As this optical illusion has been so often printed, and has seemed so weirdly prophetic of the event which followed, it may be well to quote an explanation of the incident from an address by Dr. Erastus Eugene Holt, of Portland, Maine:

"As he lay there upon the couch, every muscle became relaxed as never before. ... In this relaxed condition, in a pensive mood and in an effort to recuperate the energies of a wearied mind, his eyes fell upon the mirror in which he could see himself at full length, reclining upon the couch. All the muscles that direct, control, and keep the two eyes together were relaxed; the eyes were allowed to separate, and each eye saw a separate and distinct image by itself. The relaxation was so complete, for the time being, that the two eyes were not brought together, as is usual by the action of converging muscles, hence the counterfeit presentiment of himself. He would have seen two images of anything else had he looked for them, but he was so startled by the ghostly appearance that he felt 'a little pang as though something uncomfortable had happened,' and obtained but little rest. What a solace to his wearied mind it would have been if someone could have explained this illusion upon rational grounds!" —Address at Portland, Maine, February 12, 1901, reprinted by William Abbatt, Tarrytown, N. Y., 1916.

Other incidents which relate to Mr. Lincoln's faith in dreams, including one that is said to have occurred on the night preceding his assassination, are well known, and need not be repeated here in detail.

It is not worth while to seek to evade or minimize the element of superstition in Lincoln's life, nor to ask to explain away any part of it. Dr. Johnson admits it in general terms, but makes little of concrete instances:

"The claim that there was more or less of superstition in his nature, and that he was greatly affected by his dreams, is not to be disputed. Many devout Christians today are equally superstitious, and, also, are greatly affected by their dreams. Lincoln grew in an atmosphere saturated with all kinds of superstitious beliefs. It is not strange that some of it should cling to him all his life, just as it was with Garfield, Blaine, and others.

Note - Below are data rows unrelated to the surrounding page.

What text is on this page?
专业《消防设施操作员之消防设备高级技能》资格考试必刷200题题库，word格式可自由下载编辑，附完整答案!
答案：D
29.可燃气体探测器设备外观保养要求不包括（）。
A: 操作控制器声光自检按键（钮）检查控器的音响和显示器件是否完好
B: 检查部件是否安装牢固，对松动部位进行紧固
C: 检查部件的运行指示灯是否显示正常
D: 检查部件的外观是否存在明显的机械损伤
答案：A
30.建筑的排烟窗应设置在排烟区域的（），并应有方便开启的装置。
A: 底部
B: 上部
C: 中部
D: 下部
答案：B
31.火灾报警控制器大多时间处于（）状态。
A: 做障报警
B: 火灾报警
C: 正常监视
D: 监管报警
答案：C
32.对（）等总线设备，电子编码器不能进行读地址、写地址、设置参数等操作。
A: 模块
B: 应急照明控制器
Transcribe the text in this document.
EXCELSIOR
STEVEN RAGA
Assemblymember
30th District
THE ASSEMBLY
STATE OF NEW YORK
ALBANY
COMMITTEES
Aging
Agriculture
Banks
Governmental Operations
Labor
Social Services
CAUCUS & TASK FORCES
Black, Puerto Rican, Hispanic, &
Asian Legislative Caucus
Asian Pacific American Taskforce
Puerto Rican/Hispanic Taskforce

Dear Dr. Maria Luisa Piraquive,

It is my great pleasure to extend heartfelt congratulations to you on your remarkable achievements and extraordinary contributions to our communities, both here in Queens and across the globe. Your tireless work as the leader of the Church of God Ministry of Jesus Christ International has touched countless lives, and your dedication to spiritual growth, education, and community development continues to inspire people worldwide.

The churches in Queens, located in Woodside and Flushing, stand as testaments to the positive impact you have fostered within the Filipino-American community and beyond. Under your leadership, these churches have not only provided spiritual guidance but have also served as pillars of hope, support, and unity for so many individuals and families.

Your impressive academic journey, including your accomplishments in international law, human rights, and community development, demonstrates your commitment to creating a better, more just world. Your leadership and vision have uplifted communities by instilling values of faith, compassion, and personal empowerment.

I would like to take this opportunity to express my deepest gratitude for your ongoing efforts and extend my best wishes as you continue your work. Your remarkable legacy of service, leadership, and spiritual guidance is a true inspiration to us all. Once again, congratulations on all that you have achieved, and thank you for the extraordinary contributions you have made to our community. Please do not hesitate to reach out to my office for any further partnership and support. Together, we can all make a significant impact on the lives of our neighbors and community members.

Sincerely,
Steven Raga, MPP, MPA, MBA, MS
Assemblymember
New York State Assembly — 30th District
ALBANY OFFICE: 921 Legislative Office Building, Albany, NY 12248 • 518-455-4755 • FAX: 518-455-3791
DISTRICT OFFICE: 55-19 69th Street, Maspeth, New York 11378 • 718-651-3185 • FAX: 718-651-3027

"In 1831, then a young man of twenty-two, Lincoln made his second trip to New Orleans. It was then that he visited a Voodoo fortune teller, that is so important in the eyes of certain people. This, doubtless, was out of mere curiosity, for it was his second visit to a city. This no more indicates a belief in 'spiritualism' than does the fact that a few days before he started on this trip he attended an exhibition given by a traveling juggler, and allowed the magician to cook eggs in his low-crowned, broad-rimmed hat."—Lincoln the Christian, p. 29.

I do not agree with this. Superstition was inherent in the life of the backwoods, and Lincoln had his full share of it. Superstition is very tenacious, and people who think that they have outgrown it nearly all possess it. "I was always superstitious," wrote Lincoln to Joshua F. Speed on July 4, 1842. He never ceased to be superstitious.

While superstition had its part in the life and thought of Lincoln, it was not the most outstanding fact in his thinking or his character. For the most part his thinking was rational and well ordered, but it had in it many elements and some strange survivals—strange until we recognize the many moods of the man and the various conditions of his life and thought in which from time to time he lived.